<
>

NFL ready to capitalize on instant merchandise market

Odell Beckham Jr.'s 2014 catch created a windfall for T-shirt makers who were smart enough to act fast. Robert Deutsch/USA TODAY Sports

Every NFL fan remembers the moment. Sunday Night Football in November 2014. Odell Beckham Jr. makes the ridiculous, one-handed touchdown grab against the Dallas Cowboys. It is the catch heard around the world.

Social media is going crazy. Giants fans want something to remember the moment. Not next week. Not tomorrow. Right now.

But in the hours after the catch, the ones cashing in were the creative T-shirt makers, unlicensed quick-buck artists who found some way around the NFL's licensing rights or maybe they didn't care.

In an overlooked development from the recent owners meeting, the NFL extended its deal with e-commerce partner Fanatics and set up the parameters to make sure that the league can better cash in on what they are calling "Micro Moments."

"The excitement in every record or amazing play is there, but the half-life of each moment is so short, you have to do what you can to capture it," said Chris Halpin, senior vice president of consumer products for the league.

The league and Fanatics will work ahead of time to develop more products tied to records they know are coming up and set up a system for quick approval of designs minutes after a bankable moment, like Aaron Rodgers Hail Mary against the Detroit Lions, happens on the field.

"We live in an on-demand world," said Fanatics CEO Doug Mack. "It's not good enough to get the scores in the morning paper and in the social media age we live in, fans want what they want now."

Mack said Fanatics will bulk up its team so that ideas can be generated, designs can be pulled off, those designs can be marketed and the products can be sold and sent.
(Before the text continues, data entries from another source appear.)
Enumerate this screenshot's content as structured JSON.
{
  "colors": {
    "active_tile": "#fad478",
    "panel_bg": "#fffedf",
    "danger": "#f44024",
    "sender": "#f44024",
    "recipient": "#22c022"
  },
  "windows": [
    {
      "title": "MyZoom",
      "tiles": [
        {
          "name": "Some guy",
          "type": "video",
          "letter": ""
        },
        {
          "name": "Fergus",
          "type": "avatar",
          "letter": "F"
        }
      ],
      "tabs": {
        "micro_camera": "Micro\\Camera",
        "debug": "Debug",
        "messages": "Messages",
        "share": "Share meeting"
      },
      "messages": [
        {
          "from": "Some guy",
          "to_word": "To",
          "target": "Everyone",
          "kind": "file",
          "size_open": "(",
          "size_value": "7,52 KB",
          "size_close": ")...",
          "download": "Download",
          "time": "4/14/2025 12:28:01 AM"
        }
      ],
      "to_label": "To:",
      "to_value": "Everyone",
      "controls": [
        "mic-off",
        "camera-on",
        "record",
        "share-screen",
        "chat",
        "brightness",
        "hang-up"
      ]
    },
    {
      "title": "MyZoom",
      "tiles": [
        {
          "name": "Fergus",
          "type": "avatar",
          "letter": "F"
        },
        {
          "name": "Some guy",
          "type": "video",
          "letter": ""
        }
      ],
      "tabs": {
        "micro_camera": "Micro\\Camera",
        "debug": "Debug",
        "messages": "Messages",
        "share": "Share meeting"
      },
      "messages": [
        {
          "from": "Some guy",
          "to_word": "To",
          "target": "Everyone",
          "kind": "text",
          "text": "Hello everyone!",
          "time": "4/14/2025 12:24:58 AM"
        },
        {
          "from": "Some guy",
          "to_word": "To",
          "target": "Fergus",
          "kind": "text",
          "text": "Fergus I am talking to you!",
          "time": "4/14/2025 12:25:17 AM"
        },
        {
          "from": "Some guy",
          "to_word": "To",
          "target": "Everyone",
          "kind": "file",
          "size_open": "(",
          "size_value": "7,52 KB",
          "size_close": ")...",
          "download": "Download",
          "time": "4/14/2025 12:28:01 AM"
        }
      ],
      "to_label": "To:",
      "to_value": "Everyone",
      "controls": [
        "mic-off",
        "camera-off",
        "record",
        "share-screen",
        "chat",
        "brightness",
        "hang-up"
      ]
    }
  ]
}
Coupled with adding employees, the company has also committed to $80 million in technological investment to make things flow smoothly.

Thanks to a new digital printing center in Jacksonville, Florida, Mack said Fanatics can produce one shirt at a time as they're sold, meaning there's no virtually financial risk for selling a huge variety of products.

Mack said that if there's a phrase that the company comes up with in the spur of the moment that has a life, Fanatics might seek to trademark it, though it could get tricky if it's based on words an athlete says.

Washington Redskins Kirk Cousins, for example, filed for the trademark to "You Like That" days after he famously screamed the phase. Cousins sold thousands of shirts himself to raise money for the International Justice Mission.